Gestão da Informação, Organização e Representação da Informação, Linguagem Documentária, Taxonomia, Auditoria Contábil, Gestão do Conhecimento

Resumo

http://dx.doi.org/10.5007/1518-2924.2017v22n49p127

Discute o uso de uma taxonomia de distorções contábeis provenientes de erros e fraudes, voltada para o uso dos auditores na análise dos riscos e escolha dos procedimentos de auditoria. Sua elaboração segue as orientações conceituais da classificação facetada, por meio de levantamento conceitual em pesquisa bibliográfica. A taxonomia apresentada possui como categorias fundamentais as fases da informação, aspectos essenciais, afirmações, ciclos de recursos, subciclos de recursos, distorções contábeis e afirmações (objetivos de auditoria).

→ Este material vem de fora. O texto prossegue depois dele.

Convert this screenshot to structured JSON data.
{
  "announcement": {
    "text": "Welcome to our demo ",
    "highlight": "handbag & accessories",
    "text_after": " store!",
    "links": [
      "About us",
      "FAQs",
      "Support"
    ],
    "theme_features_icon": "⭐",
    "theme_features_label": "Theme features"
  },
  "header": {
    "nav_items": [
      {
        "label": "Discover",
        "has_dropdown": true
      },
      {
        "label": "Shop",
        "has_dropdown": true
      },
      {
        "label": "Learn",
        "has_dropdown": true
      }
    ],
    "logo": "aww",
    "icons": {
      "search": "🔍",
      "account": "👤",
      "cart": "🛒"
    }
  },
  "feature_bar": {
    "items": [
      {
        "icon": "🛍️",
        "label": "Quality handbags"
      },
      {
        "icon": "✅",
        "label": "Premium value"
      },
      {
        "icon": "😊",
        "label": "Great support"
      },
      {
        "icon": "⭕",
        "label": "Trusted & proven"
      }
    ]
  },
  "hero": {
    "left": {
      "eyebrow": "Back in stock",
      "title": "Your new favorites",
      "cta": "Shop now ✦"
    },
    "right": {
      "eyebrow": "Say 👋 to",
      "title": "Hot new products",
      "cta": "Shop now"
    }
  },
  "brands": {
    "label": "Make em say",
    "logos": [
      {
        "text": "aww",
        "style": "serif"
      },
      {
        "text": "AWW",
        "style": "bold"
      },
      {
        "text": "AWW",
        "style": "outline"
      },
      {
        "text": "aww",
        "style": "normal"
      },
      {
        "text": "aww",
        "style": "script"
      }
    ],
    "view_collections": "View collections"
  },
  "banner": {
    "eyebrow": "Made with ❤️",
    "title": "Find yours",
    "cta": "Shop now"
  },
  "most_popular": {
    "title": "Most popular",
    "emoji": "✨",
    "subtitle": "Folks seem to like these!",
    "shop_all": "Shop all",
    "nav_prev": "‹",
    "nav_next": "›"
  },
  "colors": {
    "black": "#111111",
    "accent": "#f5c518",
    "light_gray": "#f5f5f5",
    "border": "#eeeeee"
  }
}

É apresentada a metodologia de elaboração da taxonomia, bem como a sua aplicabilidade na auditoria contábil como instrumento de organização da informação e do conhecimento. Conclui que, a partir dos exemplos utilizados, é possível afirmar que a taxonomia orienta a análise das distorções como uma trilha de auditoria, padronizando os conceitos identificados na linguagem natural em uma estrutura de classificação padronizada.

Biografia do Autor

José Humberto da Cruz Cunha, Programa de Pós Graduação em Ciência da Informação (PPGCInf), Universidade de Brasília (UnB)

Doutorando em Ciência da Informação na Universidade de Brasília (UnB).

Rogério Henrique de Araújo Júnior, Departamento de Ciência da Informação, Universidade de Brasília (UnB)

Professor da Faculdade de Ciência da Informação da Universidade de Brasília (UnB).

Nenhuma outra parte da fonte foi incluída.